Howl’s Moving Castle—A Deserved Classic

It’s been a long time since I read Diana Wynne Jones’s YA novel Howl’s Moving Castle, long enough that reading it again was almost like reading it for the first time. I don’t remember what I thought of it that first time, other than that I liked it, but I know I noticed a lot more this time around. So here’s some of what I noticed.

1—A Contradictory Heroine

Sophie Hatter has a unique voice, somehow both whimsical and matter of fact. She’s a contradictory character—stern and commanding, yet withdrawing. One of the most striking things about Sophie is how little she values herself, even while doing extraordinary things. Sophie spends the majority of the book hiding not only in a frumpy grey dress, but in a frumpy old body—she’d been cursed, but perpetuated the curse by her own desire. And yet, when cursed, Sophie uses now being an old woman as an excuse to herself to go get the life she wants.

When told she has magic, strong magic, Sophie isn’t surprised. She’s known, just never acknowledged her power. And even still, she doesn’t think of herself as having any potential.
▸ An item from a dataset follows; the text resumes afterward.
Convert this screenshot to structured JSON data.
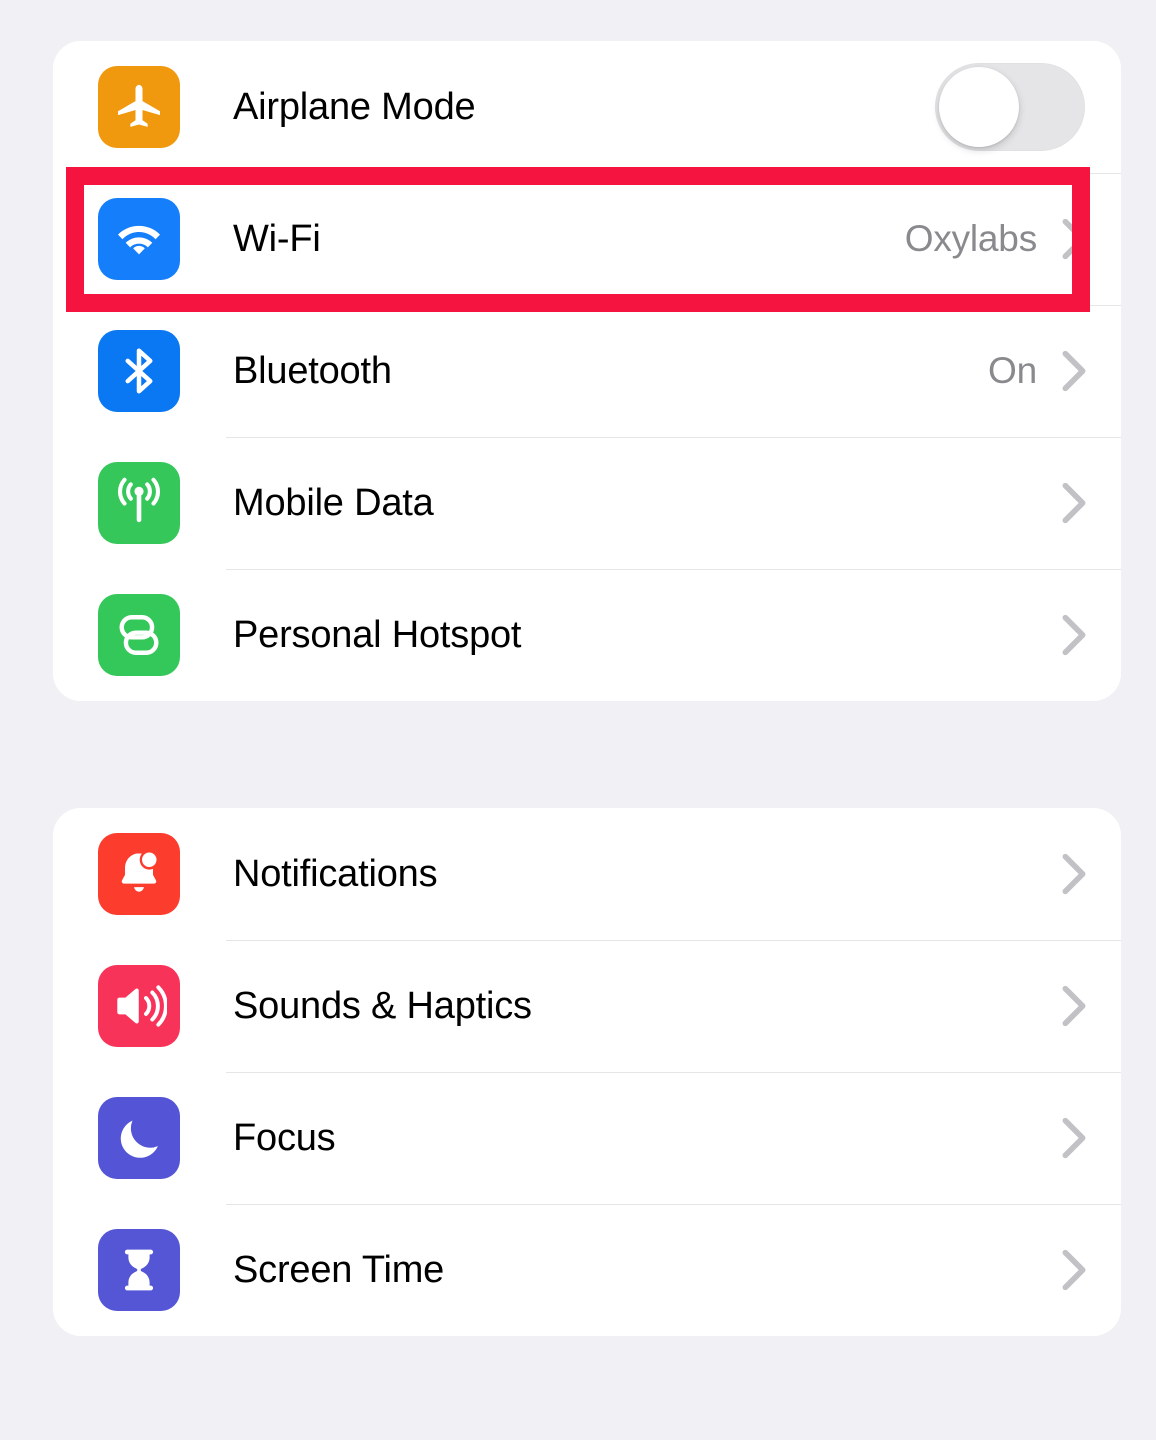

This struck me because I know as a young woman I didn’t much value myself either. Even now I struggle with this, only partly because of my struggle with depression. It’s a problem many people struggle with, and this is what grounds a very fantastical world in reality—the reality of human emotion.

2—The Magic

It’s hard to describe the magic in Howl’s Moving Castle—whimsical and nonsensical and yet it makes sense. I love the magic of this world. There’s Calcifer, Howl’s demon, and living falling stars. There’s animated scarecrows and, thanks to Sophie, many magic hats. Howl’s Moving Castle also has one of the creepiest things—the Witch of the Waste made several conglomerate people, using pieces of living humans to create her perfect human. Then used the scrap parts to make a flunky, one with confused memories and a personality.

I’d also forgotten that Howl’s Moving Castle is technically a portal fantasy, unique in that it isn’t the protagonist who goes through. …Well, ok, she does, but only for a brief visit. Howl is originally from Wales and that typical “stranger in a strange world” story is in his past. Instead, Howl is an established magician in the kingdom of Ingary, seeking to make his reputation and the next move in his career. This is when Sophie enters and upends his life.

3—Antagonizing Romance

Sophie and Howl don’t do the typical bill and coo stuff, thank gods. They have an antagonistic romance—they bicker, but not in a hateful way. Antagonistic romance is less done and so doesn’t have the same shortcuts built in that typical romance does, and which so often leads to lazy depictions of the build up. With Sophie and Howl, it’s a subtle thing. The romance doesn’t feel like the focus—Sophie is, which I find refreshing. And though antagonistic, the romance isn’t creepy—I am NOT a fan of the controlling-stalker-boyfriend trope.

Conclusion

It’s a good book for young women to read—young people period, of whatever gender. Adults too. It’s good to remember to value ourselves, to think critically about the impressions we take on from other people, even loved ones (sometimes especially loved ones). And it’s just a damned fun book.